A small group of photographers spent a week in September, 2009 on an intensive workshop, living and working together and exploring their personal responses to Lake Waikaremoana in the Central North Island of New Zealand, in preparation for an exhibition.
The exhibition of work from the workshop was held at the Te Whare Toi Gallery in Rotorua, between 22 February and 6 March, 2010.
A sense of awareness that so much more surrounds us than meets the eye, a feeling of glimpsing into this world but not being able to see clearly was the essence of this journey into the Ureweras for me and the work I have made. I was listening to an old radio, full of static, just getting a clear word now and again. In one moment the static cleared and I could really see; the vision was like quicksilver – changing by the second and almost impossible to hold onto.
The work you see here tells my story in text, as I heard it, and visually documents the fleeting changes in the landscape literally second by second. The tiled exposures were made from the same viewpoint over a period of only a few minutes. Then it was gone.
By the land. By the lake.
I have flown over Te Urewera but I had never actually set foot there. From the air Lake Waikaremoana stands out like an island in an ocean of forest. But on the ground, in person, it is more, much more.
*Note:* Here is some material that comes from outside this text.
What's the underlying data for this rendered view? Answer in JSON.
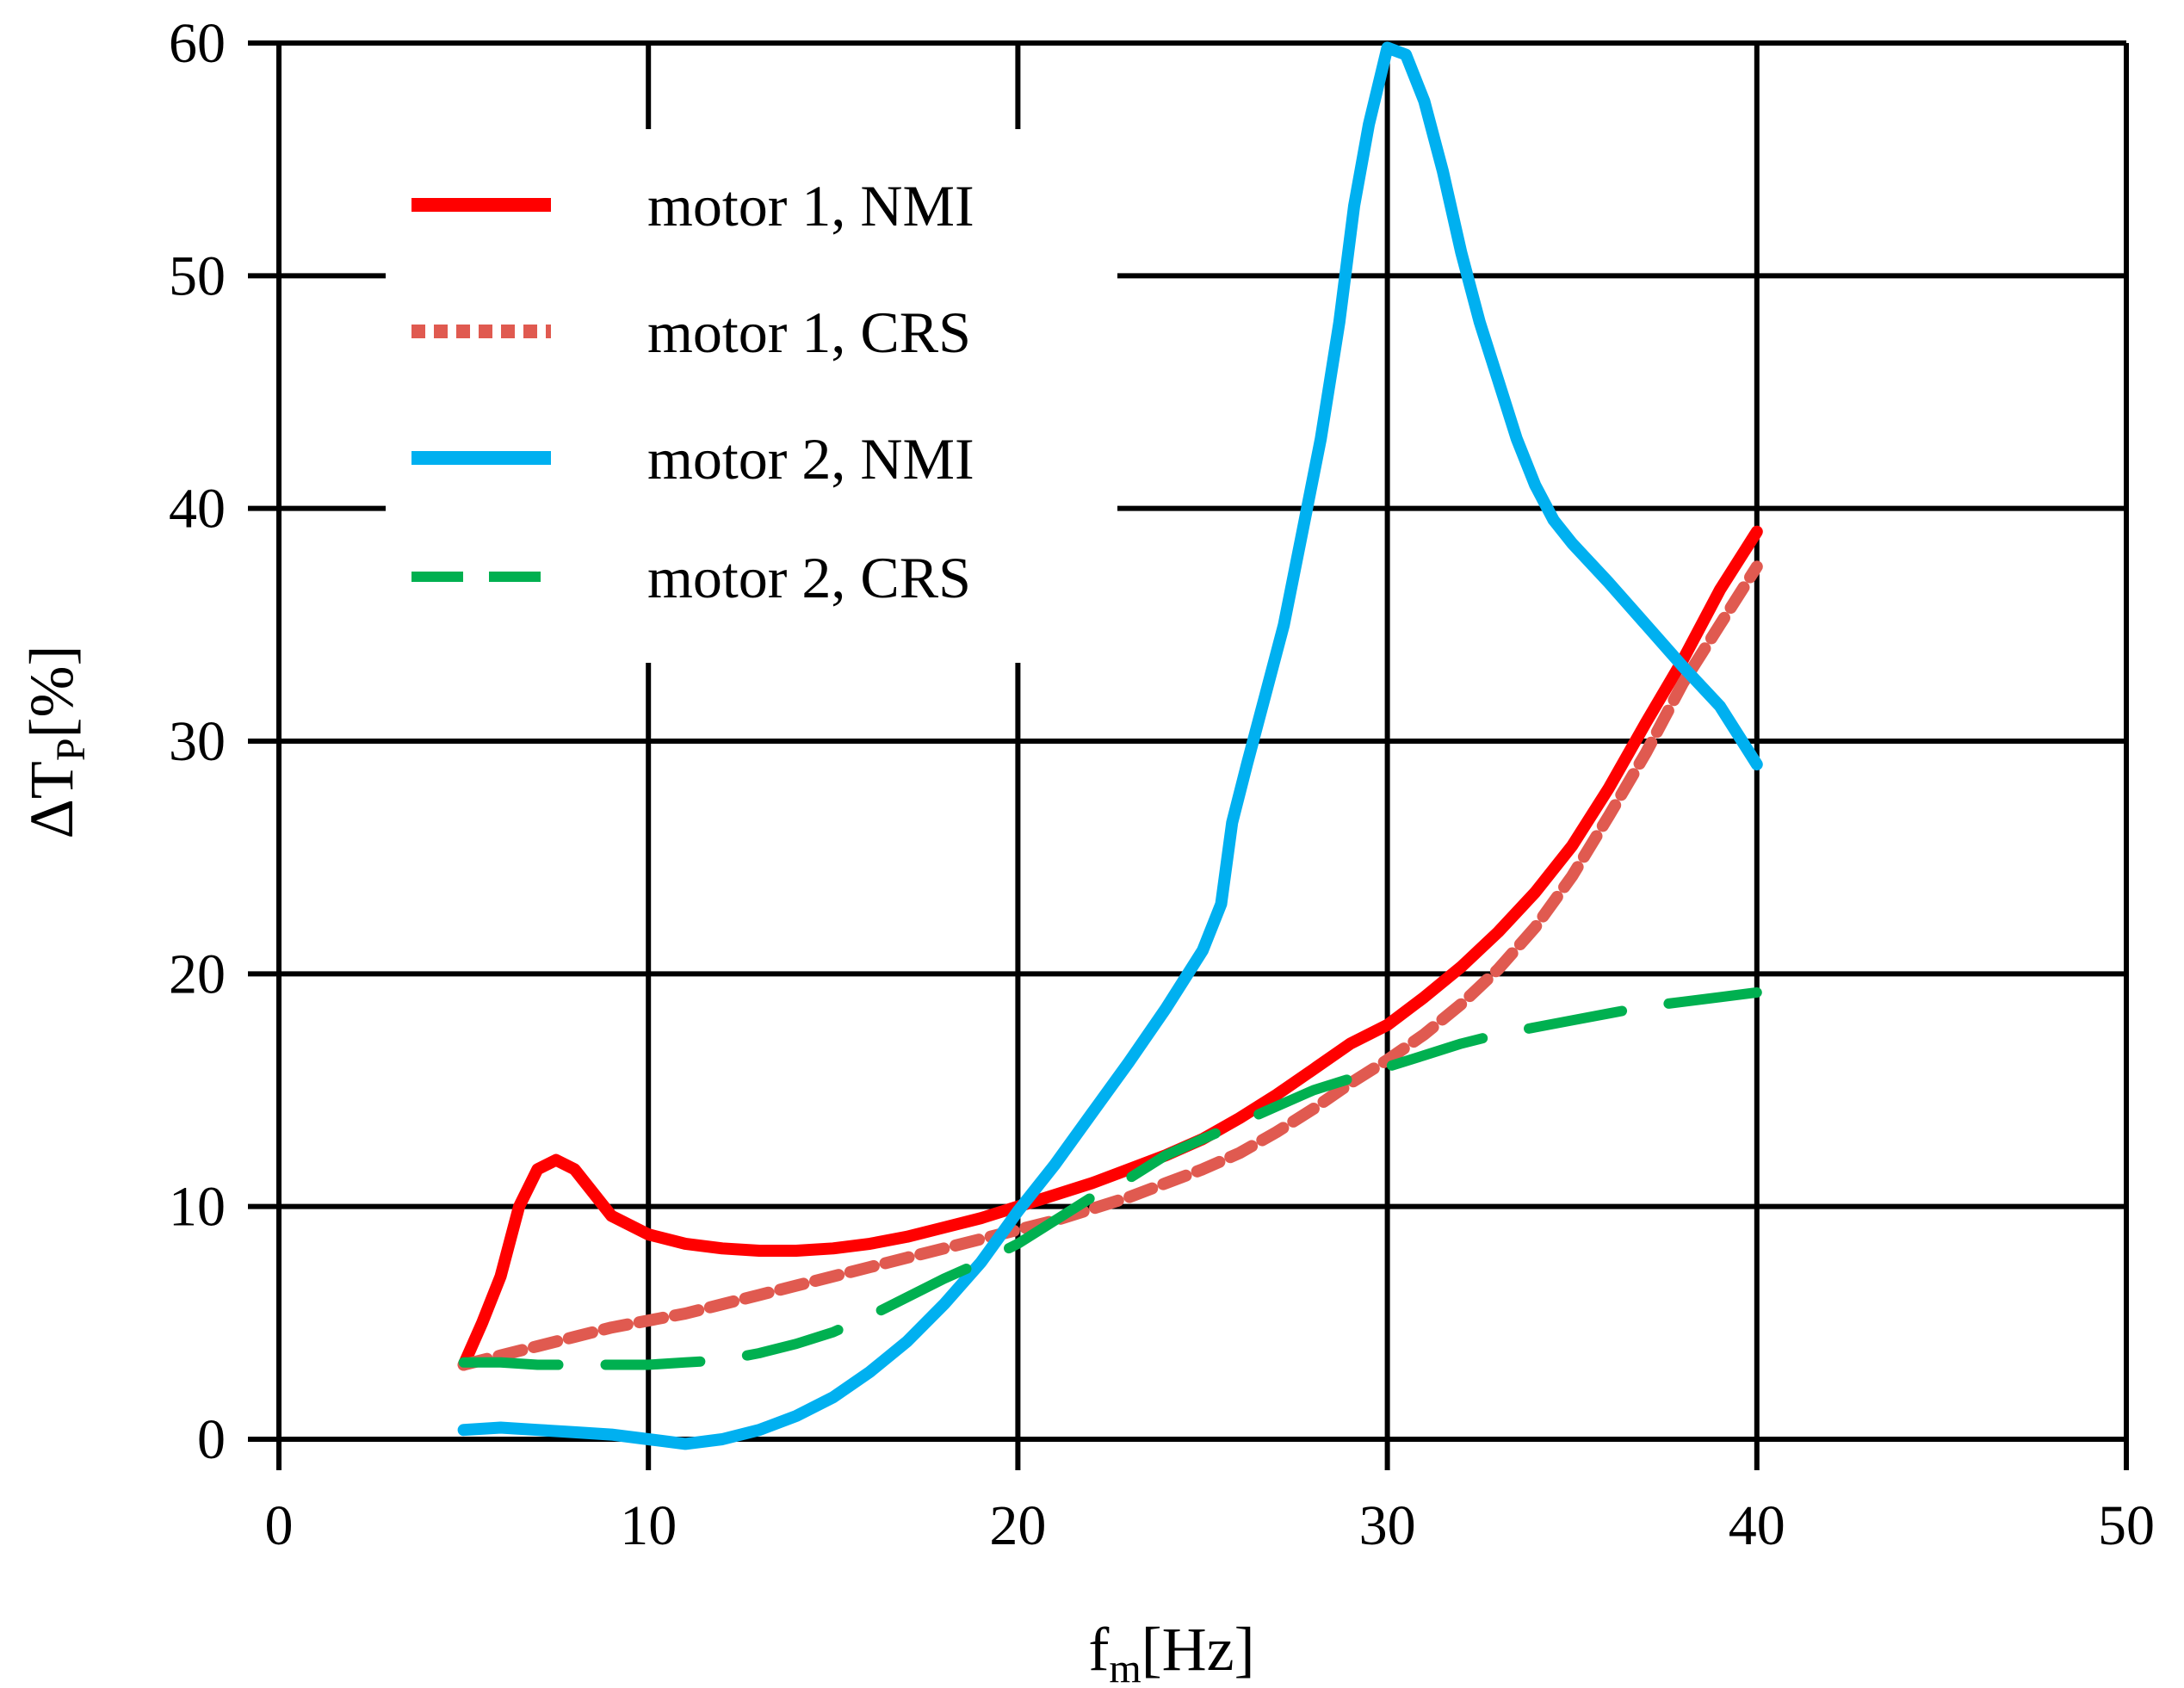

My family lineage is British and I have been to places in Great Britain which have family
connections. They were interesting, and there was something a little special, but they did not feel like home. But here, in a place totally new to me, I felt different. I could sense spirits smiling at me from the white ripples on the lake and gazing down from the tall trees in the mist of the forest.
I am not European, I AM Pakeha.
At Waikaremoana I somehow felt that I was recognised.
By the Land. By the Lake. By the People ……I was welcomed.
Born on New Zealand’s East Coast, raised in Rotorua and just stepping out into the vast world of photography.
To me, photography is a creative outlet to infuse my love of music, dreams, fears and place in the world together into an endless journey.
I am self-taught and remain a work in progress.
I set out to find what was calling me, to communicate with nature, talk to the spirits and return with what it all meant to me.
Only when I listened I realized that it was not the wind and the leaves thrashing around.
The leaves were happy, dancing along with the changing light. Nothing was still and forever changing.
The communication channels were open, but I was blind. I could not hear the message.
Then I found that I was not alone in this huge wilderness and I was being guided to return again in focus to communicate with this spiritual land and only then enjoy the peace, tranquillity and celebrate with the “Children of the Mist”
It was the water this time, the glistening and everchanging play of light and wind on its surface and the reflections of the bush in the still lee of the fingers of the land – it was especially the reflections.
Last time I had visited Lake Waikaremoana it had been all about the trees – their patterns, their presence, their light and their shade. This time it was the water that demanded my attention.
As dusk settled over the lake on the first evening I stood at its edge mesmerised by the reflection of the bush held in the glassy pounamu-green waters of the lake. I felt that I was seeing into another world, a deeply mysterious world without time, which held the potential of all things. It was a profoundly moving experience.
I have endeavored to capture the mystery and feelings, evoked in me, of this naturally beautiful, and largely unchanged, heart of North Island,
To stand on the Bluff, camera in hand, watching the last sun rays hi-lighting the wind’s movement on the water continually changing the surface texture and lighting, was akin to being in an Opera House.
Crystal Lake Te Urewera
Landscape (unsurprisingly) is a major area of photographic involvement and social documentary is another area of interest.
The artistic challenge to explore my own individual voice through the medium of photography demands a real inner journey .. ongoing.
For me photography is not about capturing a faithful record of reality. I have come to a point in my photographic journey where, in my work, I seek to convey a sense of reverence for nature. My photographic interests also extend to impressionism, portraiture and macro photography.
It was a photographic challenge to express my response to Waikaremaona. Katherine Mansfield wrote of this area “It is all so gigantic and tragic. Even in the sunlight it is so passionately secret”. It is the sense that there is something beyond the physical landscape that I endeavoured to portray in my image.
We had gone there to photograph the late afternoon light, to work with the big landscape. When we, arrived, the wind was picking and tearing at the rocks, at the stoically-resistant vegetation and at us. At first it was too fierce for photography. Then a miracle happened. It faded back and allowed us a time of calm to work. But I was unsure what approach to take. There were too many voices.
Then I turned and looked back at the cliff behind us. And saw the face. It had levered itself forth from the broken rock, in supplication and submission. I half-understood the message. It continues to unfold itself.
On another, parallel path, Hopuruahine represents for me a progression within an exploration of the structure and forms of visual narrative, both intrinsic and extrinsic; from the frozen representation of traditional photography with its accent on the Moment, to the fabricated narrative possible in printmaking. All narratives rise, like shimmering silver bubbles of air, up through the deep wells of memory. Constant they are not. And where does the outer edge of the Possible lie?